Neither do I. I don't even like Steampunk, for that reason.* I consider my setting "science fantasy" (among other things) because the setting feels far more like a science-fiction setting than a traditional fantasy D&D setting. Sort of like Dark Sun (which is the most similar setting I can think of, though not all that similar). It's the sort of setting that some players would look at and say, "ppfft, that's not science-fantasy or sci-fi, that's just D&D," because they've been playing up the more sword-and-sorcery and sci-fi aspects of D&D all along, so that's how they see "vanilla" D&D already. And other players would look at it and say, "wow, that's really out there and different," because they've been playing very fantasy-oriented D&D in the Realms (or whatever, fill in your standard fantasy setting here) all along.

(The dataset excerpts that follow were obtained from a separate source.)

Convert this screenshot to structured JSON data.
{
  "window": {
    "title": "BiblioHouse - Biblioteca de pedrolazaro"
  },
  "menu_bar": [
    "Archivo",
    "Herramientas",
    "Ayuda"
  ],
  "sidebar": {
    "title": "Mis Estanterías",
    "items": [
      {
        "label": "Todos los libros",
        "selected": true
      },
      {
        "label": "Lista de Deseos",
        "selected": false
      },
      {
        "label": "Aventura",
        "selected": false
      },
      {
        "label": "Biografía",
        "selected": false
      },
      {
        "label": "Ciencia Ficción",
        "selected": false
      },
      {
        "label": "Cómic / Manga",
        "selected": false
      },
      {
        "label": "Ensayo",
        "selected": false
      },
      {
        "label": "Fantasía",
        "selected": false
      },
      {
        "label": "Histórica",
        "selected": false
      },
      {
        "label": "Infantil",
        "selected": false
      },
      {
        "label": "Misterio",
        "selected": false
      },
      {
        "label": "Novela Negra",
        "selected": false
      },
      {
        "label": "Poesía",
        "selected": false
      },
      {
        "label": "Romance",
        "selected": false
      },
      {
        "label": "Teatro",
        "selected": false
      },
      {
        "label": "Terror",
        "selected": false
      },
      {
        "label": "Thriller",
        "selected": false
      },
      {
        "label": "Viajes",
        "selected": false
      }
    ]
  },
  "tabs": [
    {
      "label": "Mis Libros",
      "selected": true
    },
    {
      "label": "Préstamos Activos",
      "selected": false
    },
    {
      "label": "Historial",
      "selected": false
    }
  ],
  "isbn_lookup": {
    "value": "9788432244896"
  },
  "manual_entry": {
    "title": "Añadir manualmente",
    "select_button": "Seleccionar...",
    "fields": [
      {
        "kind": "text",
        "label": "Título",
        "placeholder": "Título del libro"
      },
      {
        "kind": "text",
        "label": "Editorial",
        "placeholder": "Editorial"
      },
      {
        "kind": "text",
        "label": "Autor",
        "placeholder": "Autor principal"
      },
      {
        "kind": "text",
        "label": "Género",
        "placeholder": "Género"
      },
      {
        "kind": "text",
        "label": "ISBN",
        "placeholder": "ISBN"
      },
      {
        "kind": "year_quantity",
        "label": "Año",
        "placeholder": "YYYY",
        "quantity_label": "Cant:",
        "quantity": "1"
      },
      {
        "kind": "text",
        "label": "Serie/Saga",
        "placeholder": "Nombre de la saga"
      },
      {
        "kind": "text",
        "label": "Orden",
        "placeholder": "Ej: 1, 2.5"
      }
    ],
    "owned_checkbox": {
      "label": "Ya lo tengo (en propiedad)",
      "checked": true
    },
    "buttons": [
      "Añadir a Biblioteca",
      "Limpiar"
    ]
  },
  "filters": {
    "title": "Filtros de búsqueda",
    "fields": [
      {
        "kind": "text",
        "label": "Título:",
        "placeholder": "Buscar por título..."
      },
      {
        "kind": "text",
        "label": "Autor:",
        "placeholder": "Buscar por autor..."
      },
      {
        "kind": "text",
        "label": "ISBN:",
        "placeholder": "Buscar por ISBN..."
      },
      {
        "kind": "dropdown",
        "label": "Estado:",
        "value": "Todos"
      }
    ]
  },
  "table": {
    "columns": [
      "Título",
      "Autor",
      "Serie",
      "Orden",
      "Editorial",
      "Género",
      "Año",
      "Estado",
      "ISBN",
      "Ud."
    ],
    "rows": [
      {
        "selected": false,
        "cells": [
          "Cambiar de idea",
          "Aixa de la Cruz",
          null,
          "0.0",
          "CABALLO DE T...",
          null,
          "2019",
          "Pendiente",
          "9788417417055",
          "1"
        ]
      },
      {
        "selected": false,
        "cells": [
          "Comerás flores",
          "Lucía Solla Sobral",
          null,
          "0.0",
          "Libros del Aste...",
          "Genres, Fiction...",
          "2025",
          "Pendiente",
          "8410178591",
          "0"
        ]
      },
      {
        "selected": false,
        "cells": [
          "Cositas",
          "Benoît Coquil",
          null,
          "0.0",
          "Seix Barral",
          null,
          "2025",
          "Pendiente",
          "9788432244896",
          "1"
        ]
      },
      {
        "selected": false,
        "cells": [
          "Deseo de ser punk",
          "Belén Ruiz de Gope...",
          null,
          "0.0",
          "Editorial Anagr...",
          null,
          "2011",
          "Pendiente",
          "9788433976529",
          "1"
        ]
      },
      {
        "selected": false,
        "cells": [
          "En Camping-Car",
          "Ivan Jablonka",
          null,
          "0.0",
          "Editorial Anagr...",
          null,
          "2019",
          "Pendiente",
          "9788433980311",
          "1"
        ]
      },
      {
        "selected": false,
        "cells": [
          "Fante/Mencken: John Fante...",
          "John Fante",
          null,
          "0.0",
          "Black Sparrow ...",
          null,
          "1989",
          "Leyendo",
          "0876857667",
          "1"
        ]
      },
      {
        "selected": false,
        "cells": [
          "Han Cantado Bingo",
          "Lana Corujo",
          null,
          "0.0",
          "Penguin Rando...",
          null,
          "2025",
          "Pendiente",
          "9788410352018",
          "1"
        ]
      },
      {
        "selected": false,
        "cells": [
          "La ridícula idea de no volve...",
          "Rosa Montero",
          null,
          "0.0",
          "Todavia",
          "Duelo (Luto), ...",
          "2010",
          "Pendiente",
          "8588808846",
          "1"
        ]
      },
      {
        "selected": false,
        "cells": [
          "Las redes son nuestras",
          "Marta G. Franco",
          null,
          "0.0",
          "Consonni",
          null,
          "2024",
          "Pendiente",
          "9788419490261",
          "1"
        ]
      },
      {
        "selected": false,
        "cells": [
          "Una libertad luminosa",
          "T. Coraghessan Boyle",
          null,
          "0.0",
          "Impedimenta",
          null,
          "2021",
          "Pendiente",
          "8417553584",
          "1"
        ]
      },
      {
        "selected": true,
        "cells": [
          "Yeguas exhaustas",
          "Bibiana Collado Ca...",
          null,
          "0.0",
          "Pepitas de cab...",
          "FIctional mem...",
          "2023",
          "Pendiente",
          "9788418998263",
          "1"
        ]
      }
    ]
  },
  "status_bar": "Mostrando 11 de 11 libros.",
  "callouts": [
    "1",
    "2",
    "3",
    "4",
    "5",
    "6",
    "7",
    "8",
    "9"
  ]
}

I do like some fantasy elements in my science fiction, though, e.g. 'The Force' in Star Wars.

Exactly, that's one of the sci-fi elements I'm mixing in.

D&D really covers a wide range (when taken to include previous editions, and Pathfinder, I mean), and I'm really starting to enjoy that for the first time, since I've always been the second type of player I describe above.

*actually, I lie. I don't want the setting to have widespread technology, but exceptions like Expedition to the Barrier Peaks can be fun, and I'm fine with that.